By August 27, 2012March 24th, 2016Press

Danny Huston et son neveu Jack sont de passage à Montréal pour le film Two Jacks de Bernard Rose

Photo : FFM

Deux Huston, Danny (à droite) et Jack (à gauche), apparaissent dans Two Jacks de Bernard Rose, présenté en compétition au FFM

Danny Huston a beau vivre aux États-Unis, il demeure un citoyen du monde. Né à Rome, avec la double nationalité américaine et britannique, très irlandais, en fait. Quand on a été trimballé, enfant, à travers la planète sur les plateaux exotiques de son père John Huston, iconique cinéaste de The African Queen, du Maltese Falcon, de Moby Dick, de Under the Volcano, de The Misfits et compagnie, ça ouvre des horizons. Il n’avait jamais rêvé devenir acteur pour autant. Sur le tournage de The Man Who Would Be King de John Huston, dans le Haut-Atlas marocain, il se souvient des artifices auxquels recouraient Michael Caine et Christopher Plummer pour avoir belle allure, et ça ne lui disait rien qui vaille. Mais devenir cinéaste, oui. Il a d’ailleurs réalisé, en 1988, l’excellent Mr. North avec une distribution de haut vol, dont sa soeur Anjelica, Lauren Bacall, Robert Mitchum, et un coup de pouce paternel de John Huston, qui mourut peu après. « Un jour, sur mon plateau, il avait crié : “Coupez !” Dur pour un ego ! », évoque-t-il en riant. Puis, il tenta de financer plusieurs films et téléfilms, le temps passait. Ses amis lui ont fait jouer des petits rôles (un départ dans le merveilleux Leaving Las Vegas, de Mike Figgis, tout de même), puis des grands. On l’a vu dans Silver City de John Sayles, The Constant Gardner de Fernando Meirelles, Aviator de Scorsese. Mais ce qu’il aime par-dessus tout, c’est de jouer dans des films indépendants de son ami Bernard Rose, qui lui a d’ailleurs donné son meilleur rôle dans Ivansxtc. Et Danny Huston ne renonce pas à diriger. Il adapte dans ce sens un scénario avec l’auteur d’un roman. « J’aime les adaptations littéraires, dit-il. Ça donne à un film une assise psychologique extraordinaire. »

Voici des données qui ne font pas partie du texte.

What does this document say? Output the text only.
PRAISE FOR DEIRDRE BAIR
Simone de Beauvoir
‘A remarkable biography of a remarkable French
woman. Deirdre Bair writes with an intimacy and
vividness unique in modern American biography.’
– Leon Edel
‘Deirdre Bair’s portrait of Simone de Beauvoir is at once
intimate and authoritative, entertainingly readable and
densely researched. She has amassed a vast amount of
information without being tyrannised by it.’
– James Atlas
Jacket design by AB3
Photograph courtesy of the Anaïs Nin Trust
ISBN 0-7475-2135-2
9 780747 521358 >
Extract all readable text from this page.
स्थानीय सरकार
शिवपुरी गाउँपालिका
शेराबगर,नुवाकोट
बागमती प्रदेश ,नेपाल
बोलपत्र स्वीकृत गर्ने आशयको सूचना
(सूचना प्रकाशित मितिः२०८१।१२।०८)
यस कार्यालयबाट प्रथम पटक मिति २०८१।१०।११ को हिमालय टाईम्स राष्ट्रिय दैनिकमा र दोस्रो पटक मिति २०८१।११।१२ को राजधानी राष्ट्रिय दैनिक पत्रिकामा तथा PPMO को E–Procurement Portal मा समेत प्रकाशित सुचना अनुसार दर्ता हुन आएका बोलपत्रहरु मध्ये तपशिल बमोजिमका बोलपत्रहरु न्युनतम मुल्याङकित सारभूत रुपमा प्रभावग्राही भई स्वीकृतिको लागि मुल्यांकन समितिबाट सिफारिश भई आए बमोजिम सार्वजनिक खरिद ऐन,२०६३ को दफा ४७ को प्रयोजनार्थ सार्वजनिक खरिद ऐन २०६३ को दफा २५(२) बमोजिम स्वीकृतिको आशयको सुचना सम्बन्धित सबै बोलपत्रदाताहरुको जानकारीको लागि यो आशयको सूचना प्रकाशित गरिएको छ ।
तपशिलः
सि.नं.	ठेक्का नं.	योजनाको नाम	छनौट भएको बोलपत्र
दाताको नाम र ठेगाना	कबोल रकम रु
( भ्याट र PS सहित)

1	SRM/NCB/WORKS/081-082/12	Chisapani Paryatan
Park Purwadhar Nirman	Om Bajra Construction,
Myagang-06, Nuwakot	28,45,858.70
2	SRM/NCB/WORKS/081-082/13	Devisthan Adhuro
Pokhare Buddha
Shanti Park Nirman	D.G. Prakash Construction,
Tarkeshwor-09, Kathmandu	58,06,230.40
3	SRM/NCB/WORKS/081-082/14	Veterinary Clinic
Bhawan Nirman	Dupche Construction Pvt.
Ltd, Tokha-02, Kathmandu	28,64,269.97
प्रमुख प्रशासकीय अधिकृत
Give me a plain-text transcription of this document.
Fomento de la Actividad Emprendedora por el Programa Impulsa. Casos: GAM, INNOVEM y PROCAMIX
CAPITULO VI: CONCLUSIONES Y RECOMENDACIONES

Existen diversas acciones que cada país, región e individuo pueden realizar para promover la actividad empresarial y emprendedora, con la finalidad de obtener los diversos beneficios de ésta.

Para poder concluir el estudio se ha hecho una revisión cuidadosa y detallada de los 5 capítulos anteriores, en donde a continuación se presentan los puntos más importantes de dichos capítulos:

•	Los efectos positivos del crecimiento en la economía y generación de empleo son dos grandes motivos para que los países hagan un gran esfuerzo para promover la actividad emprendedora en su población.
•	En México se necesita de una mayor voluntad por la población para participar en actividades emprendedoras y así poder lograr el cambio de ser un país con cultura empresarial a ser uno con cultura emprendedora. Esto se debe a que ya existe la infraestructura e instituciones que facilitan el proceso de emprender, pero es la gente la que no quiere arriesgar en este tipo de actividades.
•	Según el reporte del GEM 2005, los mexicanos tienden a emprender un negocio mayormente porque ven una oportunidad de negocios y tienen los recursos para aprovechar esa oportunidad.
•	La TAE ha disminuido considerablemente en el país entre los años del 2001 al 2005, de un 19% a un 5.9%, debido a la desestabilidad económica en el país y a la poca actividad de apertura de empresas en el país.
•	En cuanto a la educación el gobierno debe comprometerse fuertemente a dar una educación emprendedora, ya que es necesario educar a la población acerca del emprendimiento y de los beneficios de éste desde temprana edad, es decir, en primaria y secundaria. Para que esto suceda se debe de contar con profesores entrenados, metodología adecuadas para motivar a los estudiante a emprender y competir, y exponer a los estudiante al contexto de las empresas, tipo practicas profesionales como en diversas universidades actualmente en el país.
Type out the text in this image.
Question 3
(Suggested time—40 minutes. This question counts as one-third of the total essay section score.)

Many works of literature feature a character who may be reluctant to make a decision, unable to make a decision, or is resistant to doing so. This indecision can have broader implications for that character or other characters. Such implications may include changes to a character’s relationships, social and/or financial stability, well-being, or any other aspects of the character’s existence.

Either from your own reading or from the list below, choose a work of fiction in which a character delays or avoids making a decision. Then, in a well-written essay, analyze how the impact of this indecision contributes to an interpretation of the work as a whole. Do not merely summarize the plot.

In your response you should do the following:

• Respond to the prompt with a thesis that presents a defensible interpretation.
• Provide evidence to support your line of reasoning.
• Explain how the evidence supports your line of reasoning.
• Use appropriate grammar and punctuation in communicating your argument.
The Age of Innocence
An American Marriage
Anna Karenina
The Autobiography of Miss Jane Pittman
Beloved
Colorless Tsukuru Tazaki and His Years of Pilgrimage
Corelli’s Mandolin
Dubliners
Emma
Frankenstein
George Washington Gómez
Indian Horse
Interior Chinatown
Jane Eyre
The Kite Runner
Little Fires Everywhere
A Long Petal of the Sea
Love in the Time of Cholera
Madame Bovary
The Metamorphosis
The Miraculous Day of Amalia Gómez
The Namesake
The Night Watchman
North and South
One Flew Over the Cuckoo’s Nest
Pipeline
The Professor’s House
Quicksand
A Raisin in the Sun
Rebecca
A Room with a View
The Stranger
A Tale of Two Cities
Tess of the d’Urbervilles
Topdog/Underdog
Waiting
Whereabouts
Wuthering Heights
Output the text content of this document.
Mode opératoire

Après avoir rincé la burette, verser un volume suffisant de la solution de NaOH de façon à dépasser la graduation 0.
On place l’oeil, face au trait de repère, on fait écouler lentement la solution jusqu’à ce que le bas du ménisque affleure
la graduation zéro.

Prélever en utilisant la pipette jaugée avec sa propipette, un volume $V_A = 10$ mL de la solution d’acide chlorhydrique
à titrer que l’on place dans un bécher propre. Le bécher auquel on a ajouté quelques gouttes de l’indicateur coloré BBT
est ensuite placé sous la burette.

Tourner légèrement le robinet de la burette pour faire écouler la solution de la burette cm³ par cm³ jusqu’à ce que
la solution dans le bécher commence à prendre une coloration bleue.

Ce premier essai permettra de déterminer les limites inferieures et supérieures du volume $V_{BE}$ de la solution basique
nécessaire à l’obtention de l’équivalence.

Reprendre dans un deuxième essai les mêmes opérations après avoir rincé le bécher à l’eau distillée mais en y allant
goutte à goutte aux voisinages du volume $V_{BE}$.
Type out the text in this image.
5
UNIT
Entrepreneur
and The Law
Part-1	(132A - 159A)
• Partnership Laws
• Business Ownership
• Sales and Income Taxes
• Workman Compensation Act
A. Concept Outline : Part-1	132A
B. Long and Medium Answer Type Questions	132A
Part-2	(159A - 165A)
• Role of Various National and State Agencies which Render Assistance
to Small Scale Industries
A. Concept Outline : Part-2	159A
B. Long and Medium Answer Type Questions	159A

Échappe-t-on à la dynastie Huston ? Son grand-père était l’acteur oscarisé Walter Huston, qui joua pour son fils dans The Treasure of the Sierra Madre. La demi-soeur de Danny est l’actrice Anjelica Huston. Son neveu Jack Huston joue aussi (vu entre autres dans Boogie Woogie et Twilight 3).

Or, on y arrive. Deux Huston, Danny et Jack, apparaissent dans le même film (mais successivement) : Two Jacks de Bernard Rose, présenté en compétition au FFM en fin de semaine, adaptation dans le Los Angeles d’aujourd’hui d’une nouvelle de Léon Tolstoï Deux hussards. On y suit à quelques décennies d’intervalle un père (Danny Huston) et un fils (Jack Huston), tous deux cinéastes montant à l’assaut d’Hollywood. Comme Bernard Rose en était à sa quatrième adaptation d’une oeuvre de Tolstoï (après Anna Karénine, La sonate à Kreutzer, etc.), toujours avec son ami Danny Huston, il a écrit le rôle pour lui en pensant à ses liens avec John Huston. « C’est un film sur la façon de marcher sur les pas de son père. Le mien était un géant. Mon neveu Jack, que je considère un peu comme mon fils, et moi tenons tour à tour le rôle de la génération au-dessus. »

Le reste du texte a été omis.